[62191] in North American Network Operators' Group
Re: What *are* they smoking?
daemon@ATHENA.MIT.EDU (Aaron Hopkins)
Tue Sep 16 16:26:01 2003
Date: Tue, 16 Sep 2003 13:19:21 -0700 (PDT)
From: Aaron Hopkins <lists@die.net>
To: Rich Braun <richb@pioneer.ci.net>
Cc: nanog@merit.edu
In-Reply-To: <15652.66.31.42.38.1063739247.squirrel@envoy.ci.net>
Errors-To: owner-nanog-outgoing@merit.edu
On Tue, 16 Sep 2003, Rich Braun wrote:
> VeriSign stands to gain financially, take a look at this excerpt from an AP
> news blurb published yesterday:
> [...]
> Anyone find out any details of the contracts which VeriSign has apparently
> signed to profit from this little venture?
It looks like Overture is doing the paid listings:
Compare http://sitefinder.verisign.com/spc?kw=Travel
with http://www.overture.com/d/search/?Keywords=travel
You can also see this by looking at the links on the results page.
"www.expedia.com" is actually http://www3.overture.com/d/sr/?...

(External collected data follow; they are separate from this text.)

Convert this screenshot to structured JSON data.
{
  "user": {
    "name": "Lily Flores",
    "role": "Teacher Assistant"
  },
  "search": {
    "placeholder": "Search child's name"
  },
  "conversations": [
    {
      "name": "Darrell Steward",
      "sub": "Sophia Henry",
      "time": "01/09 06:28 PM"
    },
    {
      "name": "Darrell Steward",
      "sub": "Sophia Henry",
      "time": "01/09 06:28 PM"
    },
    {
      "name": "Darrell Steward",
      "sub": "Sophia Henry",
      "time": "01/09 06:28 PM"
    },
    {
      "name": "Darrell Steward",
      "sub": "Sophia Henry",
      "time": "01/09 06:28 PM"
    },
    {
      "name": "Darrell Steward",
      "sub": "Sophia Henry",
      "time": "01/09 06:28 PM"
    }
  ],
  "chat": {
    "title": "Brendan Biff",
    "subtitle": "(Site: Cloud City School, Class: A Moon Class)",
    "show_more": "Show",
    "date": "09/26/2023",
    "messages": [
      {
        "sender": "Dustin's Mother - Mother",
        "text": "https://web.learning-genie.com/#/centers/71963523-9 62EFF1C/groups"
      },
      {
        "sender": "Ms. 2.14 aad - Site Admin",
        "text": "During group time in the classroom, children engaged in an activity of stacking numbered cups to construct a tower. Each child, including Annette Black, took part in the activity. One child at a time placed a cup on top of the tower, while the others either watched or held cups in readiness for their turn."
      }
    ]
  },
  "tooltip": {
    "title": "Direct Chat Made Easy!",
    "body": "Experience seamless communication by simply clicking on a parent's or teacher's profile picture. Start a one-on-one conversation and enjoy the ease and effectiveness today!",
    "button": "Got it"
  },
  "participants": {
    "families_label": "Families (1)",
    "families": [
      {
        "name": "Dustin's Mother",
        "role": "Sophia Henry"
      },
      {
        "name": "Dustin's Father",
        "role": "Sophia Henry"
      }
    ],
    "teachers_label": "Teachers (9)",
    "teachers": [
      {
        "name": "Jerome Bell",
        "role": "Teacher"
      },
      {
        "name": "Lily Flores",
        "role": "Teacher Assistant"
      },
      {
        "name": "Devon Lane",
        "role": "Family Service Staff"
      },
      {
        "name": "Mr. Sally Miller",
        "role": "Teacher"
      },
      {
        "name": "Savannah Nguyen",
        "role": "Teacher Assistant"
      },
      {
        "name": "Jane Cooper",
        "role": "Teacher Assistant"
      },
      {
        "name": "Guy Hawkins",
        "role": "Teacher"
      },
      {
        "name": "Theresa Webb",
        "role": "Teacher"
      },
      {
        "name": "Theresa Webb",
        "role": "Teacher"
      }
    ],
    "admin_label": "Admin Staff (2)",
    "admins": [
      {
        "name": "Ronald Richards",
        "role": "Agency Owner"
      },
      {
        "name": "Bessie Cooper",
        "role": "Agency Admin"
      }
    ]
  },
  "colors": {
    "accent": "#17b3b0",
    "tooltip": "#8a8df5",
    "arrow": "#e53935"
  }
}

And Inktomi is the provider of non-paid listings:
Compare http://sitefinder.verisign.com/spc?sb=verisign+sucks
with http://www.hotbot.com/default.asp?query=verisign+sucks
Both Overture and Inktomi are now owned by Yahoo.
Anyone with an Overture account can see what the high bids on the keywords
Travel, Entertainment, Gambling, Shopping, Gifts, Computers, Autos,
Insurance, Small Business, and Investing are now. From a SEC filing a while
ago, I seem to recall that something near half of the money from each click
goes back to the "search engine" in question, in this case Verisign.